Well, there’s more to come. The municipality’s de facto chief executive, city manager Sipho Mzuza and his family get placed under heavy security because of threats to their lives and safety. He’s apparently going to be the main witness against the mayor and her fellow accused.
All this tension and uncertainty at the top has inevitably led to mayhem and chaos on the streets of Durban where violent protests erupted as Gumede’s supporters marched to the City Hall last week, demanding she be returned to office.
And, as would be expected, opposition parties like the DA and IFP are not taking all this chaos lying down. They are demanding Gumede be fired.

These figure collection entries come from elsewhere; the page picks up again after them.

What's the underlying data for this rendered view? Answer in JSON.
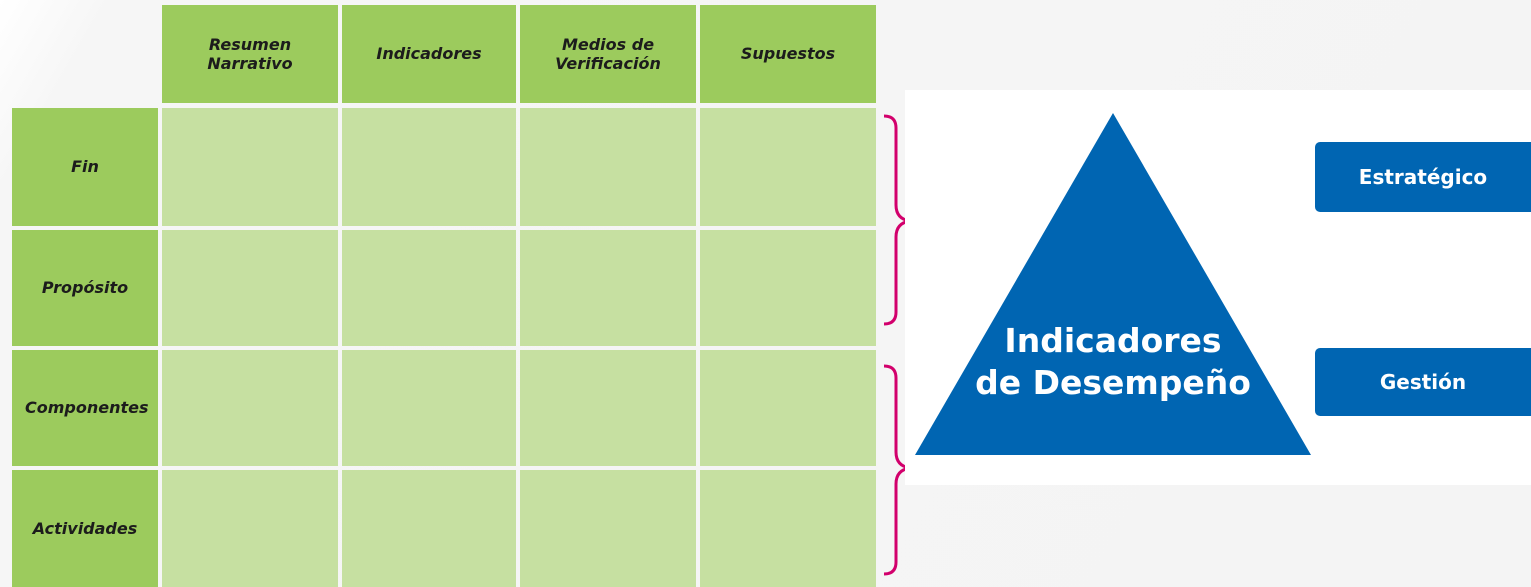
{
  "table": {
    "columns": [
      "Resumen Narrativo",
      "Indicadores",
      "Medios de Verificación",
      "Supuestos"
    ],
    "rows": [
      "Fin",
      "Propósito",
      "Componentes",
      "Actividades"
    ]
  },
  "diagram": {
    "title_lines": [
      "Indicadores",
      "de Desempeño"
    ],
    "levels": [
      "Estratégico",
      "Gestión"
    ]
  }
}
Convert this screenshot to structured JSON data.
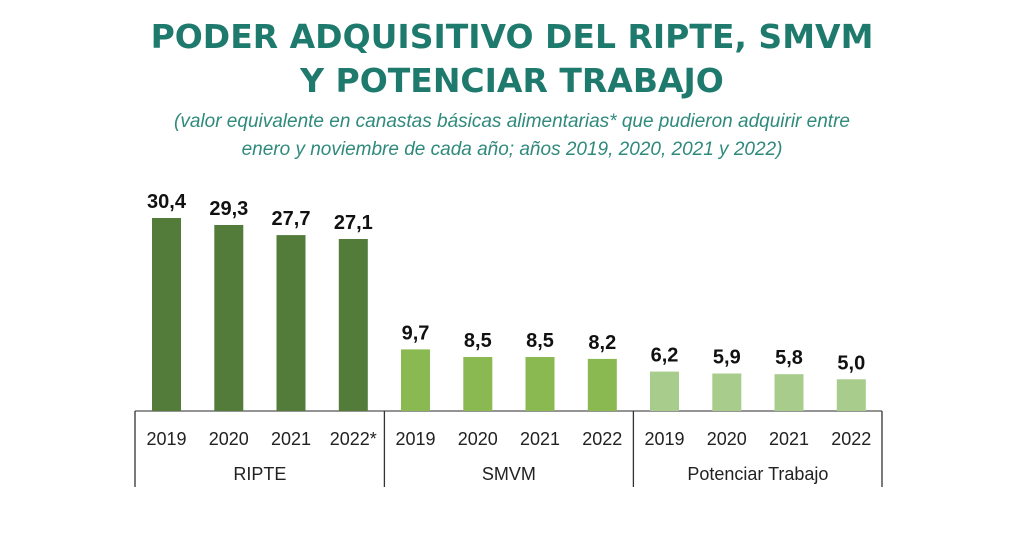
{
  "chart_data": {
    "type": "bar",
    "title_lines": [
      "PODER ADQUISITIVO DEL RIPTE, SMVM",
      "Y POTENCIAR TRABAJO"
    ],
    "subtitle_lines": [
      "(valor equivalente en canastas básicas alimentarias* que pudieron adquirir entre",
      "enero y noviembre de cada año; años 2019, 2020, 2021 y 2022)"
    ],
    "xlabel": "",
    "ylabel": "",
    "ylim": [
      0,
      31
    ],
    "grid": false,
    "groups": [
      {
        "name": "RIPTE",
        "color": "#537c3a",
        "categories": [
          "2019",
          "2020",
          "2021",
          "2022*"
        ],
        "values": [
          30.4,
          29.3,
          27.7,
          27.1
        ],
        "labels": [
          "30,4",
          "29,3",
          "27,7",
          "27,1"
        ]
      },
      {
        "name": "SMVM",
        "color": "#8bb951",
        "categories": [
          "2019",
          "2020",
          "2021",
          "2022"
        ],
        "values": [
          9.7,
          8.5,
          8.5,
          8.2
        ],
        "labels": [
          "9,7",
          "8,5",
          "8,5",
          "8,2"
        ]
      },
      {
        "name": "Potenciar Trabajo",
        "color": "#a7cc8b",
        "categories": [
          "2019",
          "2020",
          "2021",
          "2022"
        ],
        "values": [
          6.2,
          5.9,
          5.8,
          5.0
        ],
        "labels": [
          "6,2",
          "5,9",
          "5,8",
          "5,0"
        ]
      }
    ]
  }
}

Well, as that well known African proverb warns, when elephants fight, it is the grass that suffers.
In the end, it’s the ordinary citizens and long-suffering ratepayers of our city who bear the brunt of all this political factionalism.
Service delivery takes a back seat to the political machinations unfolding at City Hall, and as the anger of the poor mounts, public protests intensify.
When potential tourists read about the chaos and infighting in the city, they think twice about their travel plans here.
Investors start looking at opportunities elsewhere.
When law-abiding ratepayers see more and more land invasions threatening their properties, they become agitated; when they hear their utility bills are based on mere estimates because more than 7000 electricity meters have not been read by the municipality for more than a year, they demand answers.
When a blind eye is turned to their constant complaints of water leakages, sewage seepage and heaps of rubbish left to rot on the streets of uMlazi, they say “enough is enough”.
The murmurs of discontent are growing into howls of disapproval by the day, and there is already talk of a possible rates boycott in which ratepayers pay into a special trust fund rather than into the coffers of a municipality they have little faith in - until their problems are addressed.
Hello, Durban, is there anyone out there listening?
* The views expressed here are not necessarily those of Independent Media.